Pasalnya, konsumen saat ini cenderung kembali ke dasar, yakni lebih memprioritaskan kebutuhan, sandang, pangan, dan papan.

Hal ini terjadi karena adanya ketakutan orang karena ketidakpastian ekonomi yang diakibatkan oleh pandemi COVID-19. 

Di sisi lain, ketika risiko kematian makin tinggi, maka mereka akan cenderung melihat asuransi sebagai kebutuhan pokok pada saat pasca pandemi. Optimisme tersebut dapat terlihat dari meningkatnya pemilik polis asuransi di Tiongkok, sebagai negara yang telah berhasil mengatasi pandemi COVID-19.  Data McKinsey menyebutkan, pemilik polis asuransi di negara tersebut meningkat sebesar 47% dibanding tahun sebelumnya.

Optimisme yang sama juga disampaikan oleh Ekonom Senior Aviliani  yang menyatakan  bahwa terdapat potensi yang masih bisa digarap oleh industri asuransi jika jeli melihat peluang dengan memanfaatkan sektor informal sebagai salah satu sasaran. 

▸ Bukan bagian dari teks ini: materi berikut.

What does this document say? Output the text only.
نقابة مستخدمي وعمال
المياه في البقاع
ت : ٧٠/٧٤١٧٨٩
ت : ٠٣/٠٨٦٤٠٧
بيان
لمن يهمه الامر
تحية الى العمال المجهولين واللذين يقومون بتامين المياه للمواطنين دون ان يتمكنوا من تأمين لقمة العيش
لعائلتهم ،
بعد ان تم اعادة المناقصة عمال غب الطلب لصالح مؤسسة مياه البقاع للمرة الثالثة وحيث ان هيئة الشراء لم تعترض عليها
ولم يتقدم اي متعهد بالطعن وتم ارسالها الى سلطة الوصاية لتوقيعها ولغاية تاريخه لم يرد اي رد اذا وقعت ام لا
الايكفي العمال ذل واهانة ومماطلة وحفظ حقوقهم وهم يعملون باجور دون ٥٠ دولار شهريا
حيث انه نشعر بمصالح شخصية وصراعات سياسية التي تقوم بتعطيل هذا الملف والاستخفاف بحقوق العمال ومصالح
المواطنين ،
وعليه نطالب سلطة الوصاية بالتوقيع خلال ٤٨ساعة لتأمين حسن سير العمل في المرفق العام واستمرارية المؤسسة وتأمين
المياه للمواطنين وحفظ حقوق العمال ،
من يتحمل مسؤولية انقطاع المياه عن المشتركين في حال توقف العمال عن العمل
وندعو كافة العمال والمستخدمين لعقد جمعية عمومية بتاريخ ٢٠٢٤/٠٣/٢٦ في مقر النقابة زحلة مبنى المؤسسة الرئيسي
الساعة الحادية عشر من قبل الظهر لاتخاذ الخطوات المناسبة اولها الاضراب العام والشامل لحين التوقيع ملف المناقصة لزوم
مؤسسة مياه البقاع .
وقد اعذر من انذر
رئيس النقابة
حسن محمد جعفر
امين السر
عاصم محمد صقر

Pengembangan produk asuransi yang disesuaikan dengan kebutuhan sektor infomal  menjadi penting mengingat tidak pastinya pendapatan pelaku sektor informal. 

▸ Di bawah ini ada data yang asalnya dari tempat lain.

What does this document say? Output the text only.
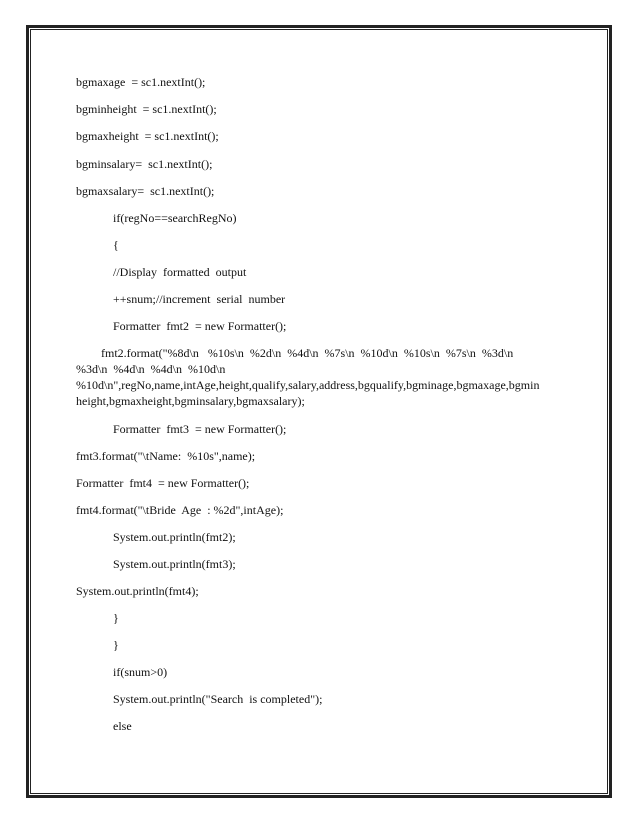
bgmaxage  = sc1.nextInt();
bgminheight  = sc1.nextInt();
bgmaxheight  = sc1.nextInt();
bgminsalary=  sc1.nextInt();
bgmaxsalary=  sc1.nextInt();
if(regNo==searchRegNo)
{
//Display  formatted  output
++snum;//increment  serial  number
Formatter  fmt2  = new Formatter();
fmt2.format("%8d\n   %10s\n  %2d\n  %4d\n  %7s\n  %10d\n  %10s\n  %7s\n  %3d\n
%3d\n  %4d\n  %4d\n  %10d\n
%10d\n",regNo,name,intAge,height,qualify,salary,address,bgqualify,bgminage,bgmaxage,bgmin
height,bgmaxheight,bgminsalary,bgmaxsalary);
Formatter  fmt3  = new Formatter();
fmt3.format("\tName:  %10s",name);
Formatter  fmt4  = new Formatter();
fmt4.format("\tBride  Age  : %2d",intAge);
System.out.println(fmt2);
System.out.println(fmt3);
System.out.println(fmt4);
}
}
if(snum>0)
System.out.println("Search  is completed");
else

“Ke depannya, orang-orang akan lebih memilih bekerja pada sektor informal dan tidak lagi menjadi karyawan tetap pada sebuah perusahaan. Orang-orang ini bisa memiliki pendapatan lebih dari 7,5 juta per bulan dan layak dilirik oleh industri asuransi untuk menjadi salah satu nasabahnya,” ujar Aviliani.

Pakai masker
Krisis yang terjadi karena pandemi ini awalnya merupakan krisis kesehatan. Kemudian, direspon dengan PSBB, sehingga menimbulkan ekonomi yang setengah berhenti dan diikuti oleh resesi. 

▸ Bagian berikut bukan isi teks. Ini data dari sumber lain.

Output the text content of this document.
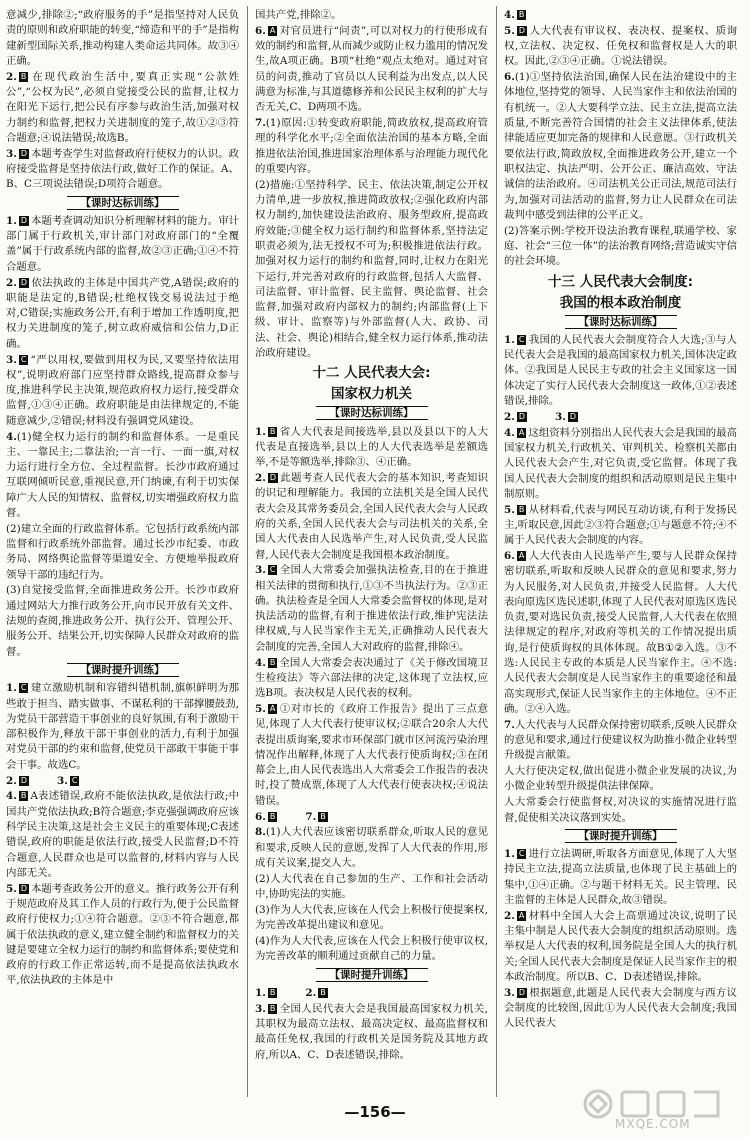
意减少,排除②;“政府服务的手”是指坚持对人民负责的原则和政府职能的转变,“缔造和平的手”是指构建新型国际关系,推动构建人类命运共同体。故③④正确。
2. B 在现代政治生活中,要真正实现“公款姓公”,“公权为民”,必须自觉接受公民的监督,让权力在阳光下运行,把公民有序参与政治生活,加强对权力制约和监督,把权力关进制度的笼子,故①②③符合题意;④说法错误;故选B。
3. D 本题考查学生对监督政府行使权力的认识。政府接受监督是坚持依法行政,做好工作的保证。A、B、C三项说法错误;D项符合题意。
【课时达标训练】
1. D 本题考查调动知识分析理解材料的能力。审计部门属于行政机关,审计部门对政府部门的“全覆盖”属于行政系统内部的监督,故②③正确;①④不符合题意。
2. D 依法执政的主体是中国共产党,A错误;政府的职能是法定的,B错误;杜绝权钱交易说法过于绝对,C错误;实施政务公开,有利于增加工作透明度,把权力关进制度的笼子,树立政府威信和公信力,D正确。
3. C “严以用权,要做到用权为民,又要坚持依法用权”,说明政府部门应坚持群众路线,提高群众参与度,推进科学民主决策,规范政府权力运行,接受群众监督,①③④正确。政府职能是由法律规定的,不能随意减少,②错误;材料没有强调党风建设。
4.(1)健全权力运行的制约和监督体系。一是重民主、一靠民主;二靠法治;一言一行、一面一旗,对权力运行进行全方位、全过程监督。长沙市政府通过互联网倾听民意,重视民意,开门纳谏,有利于切实保障广大人民的知情权、监督权,切实增强政府权力监督。
(2)建立全面的行政监督体系。它包括行政系统内部监督和行政系统外部监督。通过长沙市纪委、市政务局、网络舆论监督等渠道安全、方便地举报政府领导干部的违纪行为。
(3)自觉接受监督,全面推进政务公开。长沙市政府通过网站大力推行政务公开,向市民开放有关文件、法规的查阅,推进政务公开、执行公开、管理公开、服务公开、结果公开,切实保障人民群众对政府的监督。
【课时提升训练】
1. C 建立激励机制和容错纠错机制,旗帜鲜明为那些敢于担当、踏实做事、不谋私利的干部撑腰鼓劲,为党员干部营造干事创业的良好氛围,有利于激励干部积极作为,释放干部干事创业的活力,有利于加强对党员干部的约束和监督,使党员干部敢干事能干事会干事。故选C。
2. D	3. C
4. B A表述错误,政府不能依法执政,是依法行政;中国共产党依法执政;B符合题意;李克强强调政府应该科学民主决策,这是社会主义民主的重要体现;C表述错误,政府的职能是依法行政,接受人民监督;D不符合题意,人民群众也是可以监督的,材料内容与人民内部无关。
5. D 本题考查政务公开的意义。推行政务公开有利于规范政府及其工作人员的行政行为,便于公民监督政府行使权力;①④符合题意。②③不符合题意,都属于依法执政的意义,建立健全制约和监督权力的关键是要建立全权力运行的制约和监督体系;要使党和政府的行政工作正常运转,而不是提高依法执政水平,依法执政的主体是中
国共产党,排除②。
6. A 对官员进行“问责”,可以对权力的行使形成有效的制约和监督,从而减少或防止权力滥用的情况发生,故A项正确。B项“杜绝”观点太绝对。通过对官员的问责,推动了官员以人民利益为出发点,以人民满意为标准,与其道德修养和公民民主权利的扩大与否无关,C、D两项不选。
7.(1)原因:①转变政府职能,简政放权,提高政府管理的科学化水平;②全面依法治国的基本方略,全面推进依法治国,推进国家治理体系与治理能力现代化的重要内容。
(2)措施:①坚持科学、民主、依法决策,制定公开权力清单,进一步放权,推进简政放权;②强化政府内部权力制约,加快建设法治政府、服务型政府,提高政府效能;③健全权力运行制约和监督体系,坚持法定职责必须为,法无授权不可为;积极推进依法行政。加强对权力运行的制约和监督,同时,让权力在阳光下运行,并完善对政府的行政监督,包括人大监督、司法监督、审计监督、民主监督、舆论监督、社会监督,加强对政府内部权力的制约;内部监督(上下级、审计、监察等)与外部监督(人大、政协、司法、社会、舆论)相结合,健全权力运行体系,推动法治政府建设。
十二 人民代表大会:
国家权力机关
【课时达标训练】
1. B 省人大代表是间接选举,县以及县以下的人大代表是直接选举,县以上的人大代表选举是差额选举,不是等额选举,排除③、④正确。
2. D 此题考查人民代表大会的基本知识,考查知识的识记和理解能力。我国的立法机关是全国人民代表大会及其常务委员会,全国人民代表大会与人民政府的关系,全国人民代表大会与司法机关的关系,全国人大代表由人民选举产生,对人民负责,受人民监督,人民代表大会制度是我国根本政治制度。
3. C 全国人大常委会加强执法检查,目的在于推进相关法律的贯彻和执行,①③不当执法行为。②③正确。执法检查是全国人大常委会监督权的体现,是对执法活动的监督,有利于推进依法行政,维护宪法法律权威,与人民当家作主无关,正确推动人民代表大会制度的完善,全国人大对政府的监督,排除④。
4. B 全国人大常委会表决通过了《关于修改国境卫生检疫法》等六部法律的决定,这体现了立法权,应选B项。表决权是人民代表的权利。
5. A ①对市长的《政府工作报告》提出了三点意见,体现了人大代表行使审议权;②联合20余人大代表提出质询案,要求市环保部门就市区河流污染治理情况作出解释,体现了人大代表行使质询权;③在闭幕会上,由人民代表选出人大常委会工作报告的表决时,投了赞成票,体现了人大代表行使表决权;④说法错误。
6. B	7. B
8.(1)人大代表应该密切联系群众,听取人民的意见和要求,反映人民的意愿,发挥了人大代表的作用,形成有关议案,提交人大。
(2)人大代表在自己参加的生产、工作和社会活动中,协助宪法的实施。
(3)作为人大代表,应该在人代会上积极行使提案权,为完善改革提出建议和意见。
(4)作为人大代表,应该在人代会上积极行使审议权,为完善改革的顺利通过贡献自己的力量。
【课时提升训练】
1. B	2. B
3. B 全国人民代表大会是我国最高国家权力机关,其职权为最高立法权、最高决定权、最高监督权和最高任免权,我国的行政机关是国务院及其地方政府,所以A、C、D表述错误,排除。
4. B
5. D 人大代表有审议权、表决权、提案权、质询权,立法权、决定权、任免权和监督权是人大的职权。因此,②③④正确。①说法错误。
6.(1)①坚持依法治国,确保人民在法治建设中的主体地位,坚持党的领导、人民当家作主和依法治国的有机统一。②人大要科学立法、民主立法,提高立法质量,不断完善符合国情的社会主义法律体系,使法律能适应更加完备的规律和人民意愿。③行政机关要依法行政,简政放权,全面推进政务公开,建立一个职权法定、执法严明、公开公正、廉洁高效、守法诚信的法治政府。④司法机关公正司法,规范司法行为,加强对司法活动的监督,努力让人民群众在司法裁判中感受到法律的公平正义。
(2)答案示例:学校开设法治教育课程,联通学校、家庭、社会“三位一体”的法治教育网络;营造诚实守信的社会环境。
十三 人民代表大会制度:
我国的根本政治制度
【课时达标训练】
1. C 我国的人民代表大会制度符合人大选;③与人民代表大会是我国的最高国家权力机关,国体决定政体。②我国是人民民主专政的社会主义国家这一国体决定了实行人民代表大会制度这一政体,①②表述错误,排除。
2. D	3. D
4. A 这组资料分别指出人民代表大会是我国的最高国家权力机关,行政机关、审判机关、检察机关都由人民代表大会产生,对它负责,受它监督。体现了我国人民代表大会制度的组织和活动原则是民主集中制原则。
5. B 从材料看,代表与网民互动访谈,有利于发扬民主,听取民意,因此②③符合题意;①与题意不符;④不属于人民代表大会制度的内容。
6. A 人大代表由人民选举产生,要与人民群众保持密切联系,听取和反映人民群众的意见和要求,努力为人民服务,对人民负责,并接受人民监督。人大代表向原选区选民述职,体现了人民代表对原选区选民负责,要对选民负责,接受人民监督,人大代表在依照法律规定的程序,对政府等机关的工作情况提出质询,是行使质询权的具体体现。故B①②入选。③不选:人民民主专政的本质是人民当家作主。④不选:人民代表大会制度是人民当家作主的重要途径和最高实现形式,保证人民当家作主的主体地位。④不正确。②④入选。
7.人大代表与人民群众保持密切联系,反映人民群众的意见和要求,通过行使建议权为助推小微企业转型升级提言献策。
人大行使决定权,做出促进小微企业发展的决议,为小微企业转型升级提供法律保障。
人大常委会行使监督权,对决议的实施情况进行监督,促使相关决议落到实处。
【课时提升训练】
1. C 进行立法调研,听取各方面意见,体现了人大坚持民主立法,提高立法质量,也体现了民主基础上的集中,①④正确。②与题干材料无关。民主管理、民主监督的主体是人民群众,故③错误。
2. A 材料中全国人大会上高票通过决议,说明了民主集中制是人民代表大会制度的组织活动原则。选举权是人大代表的权利,国务院是全国人大的执行机关;全国人民代表大会制度是保证人民当家作主的根本政治制度。所以B、C、D表述错误,排除。
3. D 根据题意,此题是人民代表大会制度与西方议会制度的比较图,因此①为人民代表大会制度;我国人民代表大
—156—
MXQE.COM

Jika PSBB yang dilakukan semakin panjang, akan menimbulkan resesi yang semakin dalam, dan bisa menimbulkan depresi. Ketika terjadi depresi, yang paling dikhawatirkan adalah kerusuhan.

“Semua proses tersebut disebut spiral maut. Peran dari kita semua adalah bagaimana kita dapat menyelamatkan ekonomi agar terhidar dari spiral maut tersebut,” ungkap Sigit.

Untuk menghindari hal tersebut, penggunaan masker menjadi salah satu cara paling ampuh dan mudah yang dapat dilakukan saat ini. Berdasarkan studi yang dikeluarkan oleh Travel Medicine and Infectious Disease Volume 36, pada Juli-Agustus 2020, penggunaan masker dapat menurunkan risiko penyebaran COVID-19 sebesar 96%.

“Jika gerakan pakai masker ini berhasil, kita semua bisa menyelamatan nyawa, maupun menyelamatkan ekonomi bangsa,” tutup Sigit.